This is Pig Pen’s Kitchen and Spa Cloth, by Amy Marie of Minnesota (CornucopiAmy on Ravelry). What fun! Garter stitch mosaic a/k/a slip stitch technique. Change color every two rows. The pattern is formed entirely of slipped stitches–no stranding required.
Amy Marie holds a bachelor of science degree in biochemistry and has researched gallium arsenide semiconductor devices. I had no idea what that is so I looked it up on Wikipedia. Gallium arsenide. It’s a compound of gallium and arsenide. Hmm. It’s often used as a substrate material for the epitaxial growth of other III-V semiconductors. Oh. Well. Enough of that. It must have something to do with seeing stuff that isn’t really there because that’s a bit like planning out mosaic stitch motifs.
Here’s me playing a bit and adding some sky to my piggy’s world.
What a hoot! Is that a good transition?
This is Amy Marie’s Who Owl Help Cook and Clean dishcloth pattern.
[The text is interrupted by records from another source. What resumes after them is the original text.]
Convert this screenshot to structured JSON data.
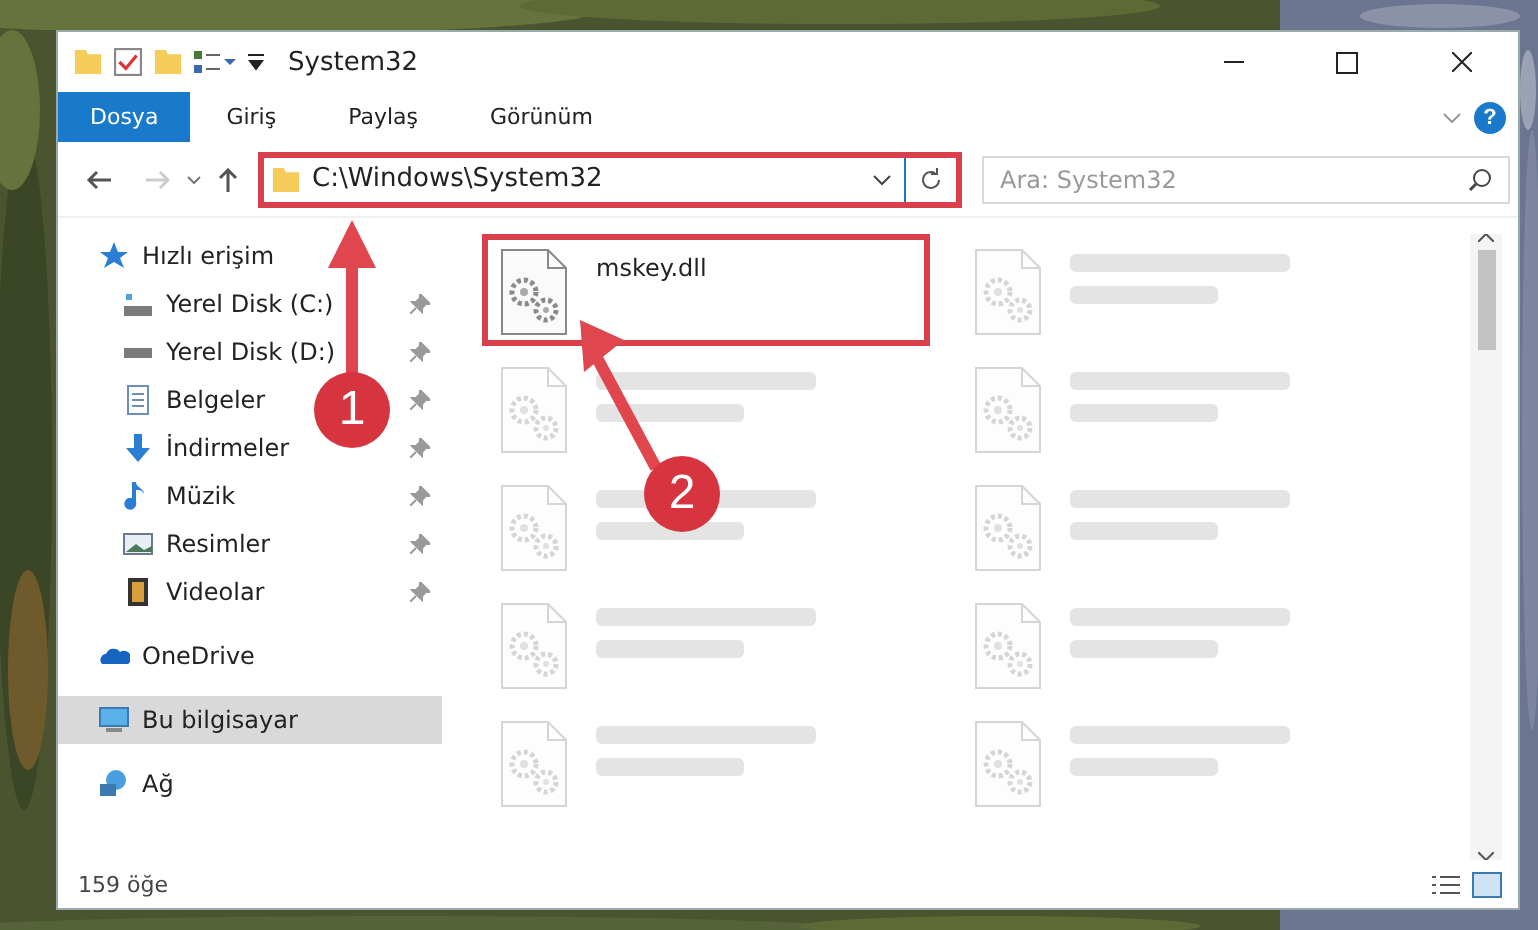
{
  "window": {
    "title": "System32"
  },
  "ribbon_tabs": [
    {
      "label": "Dosya",
      "selected": true
    },
    {
      "label": "Giriş",
      "selected": false
    },
    {
      "label": "Paylaş",
      "selected": false
    },
    {
      "label": "Görünüm",
      "selected": false
    }
  ],
  "help": "?",
  "address": {
    "path": "C:\\Windows\\System32",
    "highlighted": true
  },
  "search": {
    "placeholder": "Ara: System32"
  },
  "sidebar": {
    "items": [
      {
        "label": "Hızlı erişim",
        "pinned": false,
        "selected": false,
        "children": [
          {
            "label": "Yerel Disk (C:)",
            "pinned": true,
            "selected": false
          },
          {
            "label": "Yerel Disk (D:)",
            "pinned": true,
            "selected": false
          },
          {
            "label": "Belgeler",
            "pinned": true,
            "selected": false
          },
          {
            "label": "İndirmeler",
            "pinned": true,
            "selected": false
          },
          {
            "label": "Müzik",
            "pinned": true,
            "selected": false
          },
          {
            "label": "Resimler",
            "pinned": true,
            "selected": false
          },
          {
            "label": "Videolar",
            "pinned": true,
            "selected": false
          }
        ]
      },
      {
        "label": "OneDrive",
        "pinned": false,
        "selected": false
      },
      {
        "label": "Bu bilgisayar",
        "pinned": false,
        "selected": true
      },
      {
        "label": "Ağ",
        "pinned": false,
        "selected": false
      }
    ]
  },
  "files": [
    {
      "name": "mskey.dll",
      "blurred": false,
      "highlighted": true
    },
    {
      "blurred": true,
      "highlighted": false
    },
    {
      "blurred": true,
      "highlighted": false
    },
    {
      "blurred": true,
      "highlighted": false
    },
    {
      "blurred": true,
      "highlighted": false
    },
    {
      "blurred": true,
      "highlighted": false
    },
    {
      "blurred": true,
      "highlighted": false
    },
    {
      "blurred": true,
      "highlighted": false
    },
    {
      "blurred": true,
      "highlighted": false
    },
    {
      "blurred": true,
      "highlighted": false
    }
  ],
  "status_bar": {
    "count": "159 öğe"
  },
  "annotations": [
    {
      "label": "1"
    },
    {
      "label": "2"
    }
  ]
}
I made one, in the same lowly Lily Sugar ‘n Cream that most knitters seem to use for dishcloths. Then, I quickly had to make another. It was that much fun!
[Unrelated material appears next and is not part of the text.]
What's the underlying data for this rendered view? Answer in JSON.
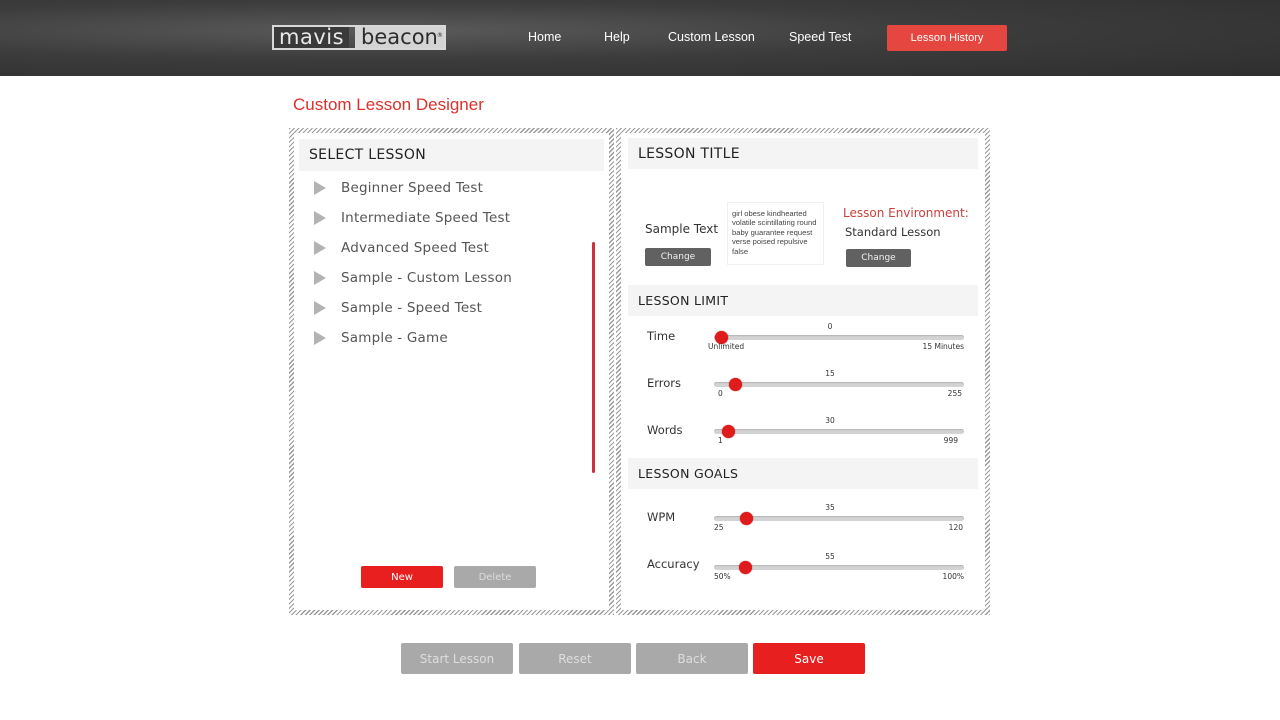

There is really only one thing to remember in garter stitch mosaic. On the public side, you just slip the stiches. Two things–it’s best to slip the stitches purl wise, to avoid twisting them. Oh, three things. On the non-public side, when you come to a stitch that you slipped on the public side, you need to move the yarn to the front of your work (as it faces you), so that your teeny strands between stitches will all collect on the non-public side. It’s totally easy. After the first few rows under your belt the knitting flows easily. It’s a lot of fun to see the pattern emerge.
Amy Marie makes it easy because every one of these patterns is completely error free. And the directions are both charted and line-by-line. So, knitters’ choice on which suits you best.
This next one, Lattice have Pie is a towel rather than a dishcloth. I will probably use mine as a hot pad. I gave this first one to a gifted hostess and it looked sweet among the yummy offerings on her brunch table. I decided to use a more refined cotton: Premier Yarn’s Isaac Mizrahi Craft Brookyn Solids.
The pattern motifs can be knit in any order you like. Heck, once you’re on a roll, you could knit a table runner of these if you wanted to. My gauge was off because this yarn isn’t as beefy as Sugar ‘n Cream and my towel turned out to be 11 inches by 17 inches.
For the first time I tried the so-called “Chinese Waitress Cast-on.” I used it for my Lattice Have Pies and the piggy cloths. This cast-on seems to have first been featured in “211 Ways to Begin and End Your Knitting,” written by Cap Sease and released in 2014. The story goes that she learned it from a friend who learned it from a Chinese waitress in Beijing. You can see the cast-on more clearly in the version of Lattice Have Pie that I knit in Sugar ‘n Cream.
It is a short-tail cast-on that creates a knitted-on row with a uniform row of nicely behaved stitches. Compare the piggy cloth with the owl cloth (which I knitted with a long-tail cast-on) to see the difference. I’d like to find a Chinese Waitress Cast-off so that the beginning and end of the cloth would match more closely, but that’s so obsessive of me I can barely stand myself for mentioning it. It’s a cool cast-on to add to your repertoire.